L’UITA ne négocie pas directement mais veille à ce que les droits syndicaux soient respectés. A l’interne, il faut s’assurer que les décisions sont prises démocratiquement, que les femmes sont associées aux décisions. Dans ce combat, le syndicalisme international peut aussi s’appuyer sur l’OIT (Organisation internationale du travail) qui, issue des Nations Unies, veille par le droit international à faire respecter la dignité des travailleurs.
 
Quel socialisme?

En décembre 2000, répondant à un tous-ménages de Christoph Blocher, Dan Gallin publie un essai Qu’est-ce que le socialisme?

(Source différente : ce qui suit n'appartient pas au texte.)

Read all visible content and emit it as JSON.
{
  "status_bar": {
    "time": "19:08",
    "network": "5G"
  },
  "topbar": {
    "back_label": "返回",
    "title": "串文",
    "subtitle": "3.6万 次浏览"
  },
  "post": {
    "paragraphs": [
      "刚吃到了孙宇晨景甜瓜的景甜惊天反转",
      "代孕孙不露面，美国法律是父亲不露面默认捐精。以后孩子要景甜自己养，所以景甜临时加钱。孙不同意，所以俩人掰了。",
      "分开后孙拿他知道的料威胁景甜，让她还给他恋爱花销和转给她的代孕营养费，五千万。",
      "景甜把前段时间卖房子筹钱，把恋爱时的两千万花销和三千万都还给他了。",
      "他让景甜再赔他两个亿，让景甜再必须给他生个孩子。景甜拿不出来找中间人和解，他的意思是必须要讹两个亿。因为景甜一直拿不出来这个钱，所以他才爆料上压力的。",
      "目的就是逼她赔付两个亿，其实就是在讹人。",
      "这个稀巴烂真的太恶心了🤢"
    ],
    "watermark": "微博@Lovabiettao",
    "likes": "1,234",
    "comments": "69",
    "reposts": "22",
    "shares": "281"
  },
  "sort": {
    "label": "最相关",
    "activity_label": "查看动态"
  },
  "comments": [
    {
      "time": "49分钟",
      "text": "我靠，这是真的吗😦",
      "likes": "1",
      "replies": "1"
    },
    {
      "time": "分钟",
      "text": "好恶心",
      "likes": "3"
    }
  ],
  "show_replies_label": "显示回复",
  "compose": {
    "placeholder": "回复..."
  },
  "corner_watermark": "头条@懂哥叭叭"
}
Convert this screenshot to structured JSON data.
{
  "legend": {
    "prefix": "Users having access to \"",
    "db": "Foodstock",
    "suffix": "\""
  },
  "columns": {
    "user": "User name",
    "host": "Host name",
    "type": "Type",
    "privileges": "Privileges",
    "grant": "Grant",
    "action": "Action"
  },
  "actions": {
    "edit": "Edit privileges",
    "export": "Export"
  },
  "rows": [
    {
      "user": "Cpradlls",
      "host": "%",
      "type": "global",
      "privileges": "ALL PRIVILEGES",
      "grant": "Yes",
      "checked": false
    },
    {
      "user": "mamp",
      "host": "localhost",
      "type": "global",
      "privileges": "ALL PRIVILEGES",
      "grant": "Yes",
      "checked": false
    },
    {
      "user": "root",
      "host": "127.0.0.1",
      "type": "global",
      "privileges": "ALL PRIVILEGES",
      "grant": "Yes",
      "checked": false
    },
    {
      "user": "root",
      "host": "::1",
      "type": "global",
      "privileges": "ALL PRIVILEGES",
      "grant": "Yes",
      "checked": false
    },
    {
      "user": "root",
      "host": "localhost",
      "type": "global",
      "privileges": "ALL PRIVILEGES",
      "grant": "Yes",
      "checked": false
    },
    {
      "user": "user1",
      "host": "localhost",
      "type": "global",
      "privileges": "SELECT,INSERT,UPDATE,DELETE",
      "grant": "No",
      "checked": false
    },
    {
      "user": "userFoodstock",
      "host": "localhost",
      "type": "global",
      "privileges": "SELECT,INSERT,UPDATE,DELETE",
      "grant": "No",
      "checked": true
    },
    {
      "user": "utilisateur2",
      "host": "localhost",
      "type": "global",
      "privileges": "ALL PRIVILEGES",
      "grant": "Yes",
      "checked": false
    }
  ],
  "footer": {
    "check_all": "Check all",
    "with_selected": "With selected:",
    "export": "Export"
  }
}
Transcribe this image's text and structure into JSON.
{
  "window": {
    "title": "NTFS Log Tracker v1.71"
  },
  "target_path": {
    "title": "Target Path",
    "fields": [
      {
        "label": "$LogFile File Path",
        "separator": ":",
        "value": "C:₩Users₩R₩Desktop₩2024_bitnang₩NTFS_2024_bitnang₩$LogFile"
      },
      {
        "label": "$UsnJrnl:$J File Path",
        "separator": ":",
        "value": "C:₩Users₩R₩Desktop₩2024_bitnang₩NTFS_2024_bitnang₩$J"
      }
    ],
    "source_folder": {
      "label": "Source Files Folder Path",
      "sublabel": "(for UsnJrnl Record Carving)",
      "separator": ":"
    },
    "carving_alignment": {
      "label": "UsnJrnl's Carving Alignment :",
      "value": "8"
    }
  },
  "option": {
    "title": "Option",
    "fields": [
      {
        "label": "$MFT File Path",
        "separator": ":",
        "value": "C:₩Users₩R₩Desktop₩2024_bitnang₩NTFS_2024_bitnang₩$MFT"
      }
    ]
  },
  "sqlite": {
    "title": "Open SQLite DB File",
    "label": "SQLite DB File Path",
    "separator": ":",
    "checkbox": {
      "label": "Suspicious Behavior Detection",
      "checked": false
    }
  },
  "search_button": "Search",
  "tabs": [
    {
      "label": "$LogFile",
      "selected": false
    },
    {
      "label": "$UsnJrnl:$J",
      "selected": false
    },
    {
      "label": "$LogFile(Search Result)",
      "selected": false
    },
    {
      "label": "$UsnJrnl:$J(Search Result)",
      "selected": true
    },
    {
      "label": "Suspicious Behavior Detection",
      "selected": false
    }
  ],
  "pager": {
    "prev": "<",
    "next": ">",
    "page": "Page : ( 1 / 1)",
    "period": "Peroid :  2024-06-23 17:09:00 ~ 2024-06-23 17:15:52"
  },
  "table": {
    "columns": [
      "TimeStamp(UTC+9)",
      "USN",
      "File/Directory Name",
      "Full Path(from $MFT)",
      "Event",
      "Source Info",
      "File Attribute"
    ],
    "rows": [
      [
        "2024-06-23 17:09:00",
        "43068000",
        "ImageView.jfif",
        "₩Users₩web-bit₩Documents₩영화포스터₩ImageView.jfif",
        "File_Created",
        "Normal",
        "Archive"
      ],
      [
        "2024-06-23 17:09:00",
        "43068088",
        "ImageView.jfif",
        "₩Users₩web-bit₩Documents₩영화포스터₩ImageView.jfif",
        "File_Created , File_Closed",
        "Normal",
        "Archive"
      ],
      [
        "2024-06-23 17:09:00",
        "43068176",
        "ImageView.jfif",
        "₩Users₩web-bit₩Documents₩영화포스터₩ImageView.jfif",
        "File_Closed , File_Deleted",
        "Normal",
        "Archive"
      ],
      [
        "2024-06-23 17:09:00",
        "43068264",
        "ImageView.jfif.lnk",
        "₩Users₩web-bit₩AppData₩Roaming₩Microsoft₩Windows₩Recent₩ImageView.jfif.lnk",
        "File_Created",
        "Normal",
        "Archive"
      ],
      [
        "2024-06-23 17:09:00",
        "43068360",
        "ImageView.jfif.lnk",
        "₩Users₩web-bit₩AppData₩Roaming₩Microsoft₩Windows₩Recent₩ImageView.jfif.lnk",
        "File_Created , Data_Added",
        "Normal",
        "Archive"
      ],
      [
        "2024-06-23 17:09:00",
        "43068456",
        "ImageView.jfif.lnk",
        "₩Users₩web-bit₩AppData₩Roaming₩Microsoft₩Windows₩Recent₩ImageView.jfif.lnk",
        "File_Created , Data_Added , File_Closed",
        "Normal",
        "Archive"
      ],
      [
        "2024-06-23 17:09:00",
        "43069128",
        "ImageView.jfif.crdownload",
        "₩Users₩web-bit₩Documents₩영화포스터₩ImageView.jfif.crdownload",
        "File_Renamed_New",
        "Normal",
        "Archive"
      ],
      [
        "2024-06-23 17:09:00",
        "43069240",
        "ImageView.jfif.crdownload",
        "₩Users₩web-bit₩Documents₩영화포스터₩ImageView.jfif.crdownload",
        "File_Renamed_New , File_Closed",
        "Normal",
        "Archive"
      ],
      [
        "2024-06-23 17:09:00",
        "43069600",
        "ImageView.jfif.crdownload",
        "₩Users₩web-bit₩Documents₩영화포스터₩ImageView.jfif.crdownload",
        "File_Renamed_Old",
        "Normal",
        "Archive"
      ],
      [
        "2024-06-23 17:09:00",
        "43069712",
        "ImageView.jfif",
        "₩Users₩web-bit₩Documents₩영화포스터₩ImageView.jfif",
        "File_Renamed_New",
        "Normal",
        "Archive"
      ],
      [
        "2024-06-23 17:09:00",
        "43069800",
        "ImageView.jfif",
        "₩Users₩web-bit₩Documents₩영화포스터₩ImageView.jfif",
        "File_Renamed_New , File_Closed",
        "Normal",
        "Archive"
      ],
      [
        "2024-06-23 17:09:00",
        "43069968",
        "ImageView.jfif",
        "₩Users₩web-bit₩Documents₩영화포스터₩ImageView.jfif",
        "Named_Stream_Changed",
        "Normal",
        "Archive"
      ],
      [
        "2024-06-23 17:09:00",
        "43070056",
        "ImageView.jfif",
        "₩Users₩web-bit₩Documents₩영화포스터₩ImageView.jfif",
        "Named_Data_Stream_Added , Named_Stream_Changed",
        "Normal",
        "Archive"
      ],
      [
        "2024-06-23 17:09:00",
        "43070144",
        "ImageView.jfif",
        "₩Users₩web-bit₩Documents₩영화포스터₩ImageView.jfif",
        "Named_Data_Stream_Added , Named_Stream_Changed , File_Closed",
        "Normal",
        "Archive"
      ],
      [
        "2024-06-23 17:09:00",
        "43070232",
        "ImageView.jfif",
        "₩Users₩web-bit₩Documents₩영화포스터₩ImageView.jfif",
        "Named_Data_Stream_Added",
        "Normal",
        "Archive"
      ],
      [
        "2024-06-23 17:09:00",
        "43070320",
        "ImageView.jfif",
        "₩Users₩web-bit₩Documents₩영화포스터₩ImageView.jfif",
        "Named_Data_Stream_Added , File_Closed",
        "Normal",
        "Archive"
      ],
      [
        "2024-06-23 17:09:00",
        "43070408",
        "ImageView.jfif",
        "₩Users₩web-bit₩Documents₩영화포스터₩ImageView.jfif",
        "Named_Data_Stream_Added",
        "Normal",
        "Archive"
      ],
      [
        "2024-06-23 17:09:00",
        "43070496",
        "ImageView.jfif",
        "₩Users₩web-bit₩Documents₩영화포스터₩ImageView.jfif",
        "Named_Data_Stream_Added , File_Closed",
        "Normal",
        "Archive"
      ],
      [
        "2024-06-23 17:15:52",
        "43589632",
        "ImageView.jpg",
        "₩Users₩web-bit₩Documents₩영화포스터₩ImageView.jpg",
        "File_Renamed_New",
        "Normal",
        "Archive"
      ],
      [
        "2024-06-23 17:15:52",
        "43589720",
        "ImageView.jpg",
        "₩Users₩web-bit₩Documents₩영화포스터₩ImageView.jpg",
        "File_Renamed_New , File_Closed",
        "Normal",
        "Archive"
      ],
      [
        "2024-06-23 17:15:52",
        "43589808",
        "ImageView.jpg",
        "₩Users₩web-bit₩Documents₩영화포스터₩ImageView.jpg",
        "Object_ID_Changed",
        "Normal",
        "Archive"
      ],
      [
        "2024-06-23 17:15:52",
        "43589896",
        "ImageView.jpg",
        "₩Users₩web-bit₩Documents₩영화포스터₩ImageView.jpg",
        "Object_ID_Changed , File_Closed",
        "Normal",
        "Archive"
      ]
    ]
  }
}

Il parut dans Domaine Public et fut encarté dans Le Temps.

Les simplismes blochériens consistaient à affirmer que le socialisme était essentiellement liberticide, de la même famille que le fascisme ou le stalinisme.  Il était nécessaire de corriger les erreurs de fait, voire les contre-sens dans l’interprétation des textes cités.

Mais à l’occasion de cette rectification, au sens fort du terme, Dan Gallin rend hommage aux socialistes qui ont inspiré son propre engagement. Notamment à ces hommes, tel Victor Serge, qui eurent, avec un courage intellectuel exceptionnel, à faire front contre le stalinisme, et contre l’ordre capitaliste. Les Mémoires d’un révolutionnaire de Victor Serge demeurent un témoignage capital de cet engagement. Quelque chose de cet esprit, et libertaire et organisationnel, se retrouve, trace trotskiste, chez Gallin. On pourrait la définir: une intransigeance non sectaire.